Canine arthritis occurs in your dog’s joints. A healthy joint consists of cartilage that covers and protects the ends of the bones in a joint. The cartilage has no nerves; when it touches the cartilage of another bone, your dog feels no pain. However, arthritis causes the cartilage to wear away. This exposes the bone, which has many nerves. So when two bones touch each other, your dog feels pain. This pain can greatly affect your dog’s quality of life.
Adequan® Canine (polysulfated glycosaminoglycan) is a prescription, water-based, intramuscular, polysulfated glycosaminoglycan (PSGAG) that helps prevent the cartilage in your dog’s joint from wearing away. It helps keep the cartilage healthy and intact, so that the bone in the joint cannot touch other bones.

Adequan® Canine (polysulfated glycosaminoglycan) is administered two times a week for four weeks. The drug is injected intramuscularly to ensure it reaches the critical parts of the joint. It goes to work in the joint in about two hours and stays in the joint for about three days. With Adequan® Canine you should see signs of improvement within four weeks.

Using Pharmaceuticals To Treat Joint Disease – Clinical Evidence Shows Success
By Lester Mandelker, DVM, Dipl. ABVP
As published in Veterinary Forum, April, 1992
A recent study in horses by Michael Collier, DVM, Davis Clark, DVM, et al at Oklahoma State University revealed that Adequan does penetrate synovial fluid when given intramuscularly. This was tested by labeling the agent with tritium.
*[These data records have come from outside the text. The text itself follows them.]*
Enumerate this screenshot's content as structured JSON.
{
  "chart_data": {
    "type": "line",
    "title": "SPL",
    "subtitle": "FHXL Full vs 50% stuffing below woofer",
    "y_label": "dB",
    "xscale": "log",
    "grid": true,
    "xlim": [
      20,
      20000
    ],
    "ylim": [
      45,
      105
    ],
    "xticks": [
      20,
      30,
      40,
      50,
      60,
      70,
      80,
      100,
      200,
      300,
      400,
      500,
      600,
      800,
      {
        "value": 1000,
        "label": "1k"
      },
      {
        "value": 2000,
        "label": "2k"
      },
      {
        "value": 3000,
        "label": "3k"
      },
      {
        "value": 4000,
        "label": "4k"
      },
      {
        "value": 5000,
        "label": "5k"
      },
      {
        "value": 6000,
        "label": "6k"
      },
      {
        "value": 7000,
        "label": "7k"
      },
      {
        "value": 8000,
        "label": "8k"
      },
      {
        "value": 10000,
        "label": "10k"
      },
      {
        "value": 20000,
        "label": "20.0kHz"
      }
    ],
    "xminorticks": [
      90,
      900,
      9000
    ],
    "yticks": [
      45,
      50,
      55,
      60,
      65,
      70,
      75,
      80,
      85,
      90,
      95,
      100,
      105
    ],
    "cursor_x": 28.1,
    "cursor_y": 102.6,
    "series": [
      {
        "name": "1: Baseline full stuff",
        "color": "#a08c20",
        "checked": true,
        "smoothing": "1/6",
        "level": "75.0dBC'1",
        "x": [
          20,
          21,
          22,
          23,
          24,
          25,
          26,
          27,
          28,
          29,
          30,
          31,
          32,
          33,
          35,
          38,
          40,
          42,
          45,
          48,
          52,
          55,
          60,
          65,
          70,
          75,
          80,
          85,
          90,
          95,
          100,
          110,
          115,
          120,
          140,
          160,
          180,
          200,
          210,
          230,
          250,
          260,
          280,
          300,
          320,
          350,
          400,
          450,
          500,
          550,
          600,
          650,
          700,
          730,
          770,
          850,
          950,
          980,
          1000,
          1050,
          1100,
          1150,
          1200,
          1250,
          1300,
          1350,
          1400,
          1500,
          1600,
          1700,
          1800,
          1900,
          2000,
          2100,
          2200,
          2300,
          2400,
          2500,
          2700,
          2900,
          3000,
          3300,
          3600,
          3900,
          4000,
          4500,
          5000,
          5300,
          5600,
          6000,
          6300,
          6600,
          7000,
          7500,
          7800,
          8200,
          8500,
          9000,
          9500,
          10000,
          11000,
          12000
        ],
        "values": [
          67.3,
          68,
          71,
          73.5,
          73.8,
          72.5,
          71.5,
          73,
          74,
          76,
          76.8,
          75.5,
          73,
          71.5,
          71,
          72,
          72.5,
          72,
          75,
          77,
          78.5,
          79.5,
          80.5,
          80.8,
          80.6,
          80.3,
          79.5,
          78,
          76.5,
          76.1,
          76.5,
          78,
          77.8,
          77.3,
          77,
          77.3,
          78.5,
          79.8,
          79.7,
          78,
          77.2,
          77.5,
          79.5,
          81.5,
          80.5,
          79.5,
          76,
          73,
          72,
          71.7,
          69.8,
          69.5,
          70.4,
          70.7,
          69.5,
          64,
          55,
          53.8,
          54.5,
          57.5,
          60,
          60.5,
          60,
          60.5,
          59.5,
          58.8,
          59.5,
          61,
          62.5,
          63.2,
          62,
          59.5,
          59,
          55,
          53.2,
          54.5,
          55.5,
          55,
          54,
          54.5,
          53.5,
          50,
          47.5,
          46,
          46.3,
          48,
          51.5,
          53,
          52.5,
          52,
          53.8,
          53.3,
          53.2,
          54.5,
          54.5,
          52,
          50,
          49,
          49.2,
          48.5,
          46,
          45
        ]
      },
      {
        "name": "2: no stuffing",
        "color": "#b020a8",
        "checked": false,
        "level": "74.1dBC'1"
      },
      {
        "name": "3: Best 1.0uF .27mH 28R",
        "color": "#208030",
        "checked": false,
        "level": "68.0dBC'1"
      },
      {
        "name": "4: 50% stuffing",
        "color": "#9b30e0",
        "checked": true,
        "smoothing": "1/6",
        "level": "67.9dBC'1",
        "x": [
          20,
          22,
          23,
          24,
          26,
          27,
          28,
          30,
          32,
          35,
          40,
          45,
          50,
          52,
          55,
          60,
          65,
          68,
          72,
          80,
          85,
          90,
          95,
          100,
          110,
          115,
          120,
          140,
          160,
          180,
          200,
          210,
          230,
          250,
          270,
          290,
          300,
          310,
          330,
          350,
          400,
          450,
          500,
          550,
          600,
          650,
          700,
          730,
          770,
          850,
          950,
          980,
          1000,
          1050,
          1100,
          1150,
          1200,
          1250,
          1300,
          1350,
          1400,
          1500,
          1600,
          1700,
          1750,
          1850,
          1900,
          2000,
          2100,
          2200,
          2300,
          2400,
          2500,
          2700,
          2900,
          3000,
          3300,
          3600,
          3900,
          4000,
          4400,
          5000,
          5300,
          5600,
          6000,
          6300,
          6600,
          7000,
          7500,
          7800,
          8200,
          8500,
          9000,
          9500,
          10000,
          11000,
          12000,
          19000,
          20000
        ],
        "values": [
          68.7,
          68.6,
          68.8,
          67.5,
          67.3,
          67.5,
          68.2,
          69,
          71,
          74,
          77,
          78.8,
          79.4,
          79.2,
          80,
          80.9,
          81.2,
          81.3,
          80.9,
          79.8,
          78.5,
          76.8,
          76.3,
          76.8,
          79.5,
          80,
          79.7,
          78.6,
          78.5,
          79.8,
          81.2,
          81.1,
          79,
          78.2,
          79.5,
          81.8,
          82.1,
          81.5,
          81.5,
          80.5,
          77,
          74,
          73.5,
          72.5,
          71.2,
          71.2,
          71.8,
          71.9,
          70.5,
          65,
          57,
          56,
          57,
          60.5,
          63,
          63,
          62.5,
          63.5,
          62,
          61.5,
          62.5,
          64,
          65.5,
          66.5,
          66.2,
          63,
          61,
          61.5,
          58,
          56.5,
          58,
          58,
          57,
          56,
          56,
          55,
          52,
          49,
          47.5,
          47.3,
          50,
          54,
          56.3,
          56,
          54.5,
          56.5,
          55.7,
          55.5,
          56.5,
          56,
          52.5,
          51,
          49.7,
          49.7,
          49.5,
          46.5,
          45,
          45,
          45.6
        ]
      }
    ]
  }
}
This research concluded that Adequan given intra muscularly (IM) “distributes to the blood, synovial fluid and to the articular cartilage within two hours … and at 96 hours post injection, levels compatible with relevant enzyme persisted in cartilage and bone.”

Furthermore, three articles on canine joint diseases and hip dysplasia in a veterinary journal in 1991 reviewed the current status of joint diseases and all three articles stated that therapy with Adequan improved joint function and reduced disease states. They stated, “While the use of polysulfated glycoaminoglycan (Adequan) in small animals with degenerative joint disease are cause for optimism it must be viewed critically until objective information is obtained.” (Compendium; David Clark, DVM, Sept. 1991, page 1445.)

Further evidence appeared in the Fall/Winter 1991 issue of Cornell Institute News which revealed that Adequan appeared clinically to reduce hip dysplasia in a controlled study of dogs. In summary, the article says, “Adequan has the potential to prevent hip dysplasia in genetically predisposed dogs.”

Finally, in the recent 1992 North American Veterinary Conference proceedings (pages 308, 310, 325), Brian Beale, DVM, from the University of Florida reported, “Adequan has been shown experimentally to preserve articular cartilage following meniscectomy” and “very young dogs may benefit from the cartilage sparing effects of the polysulfated glycoaminoglycans.” He added, “this drug is purported to have anti-inflammatory and antienzymatic qualities which allow it to relieve many of the clinical signs associated with degenerative joint disease and maintain the health of the remaining articular cartilage (chondroprotection).”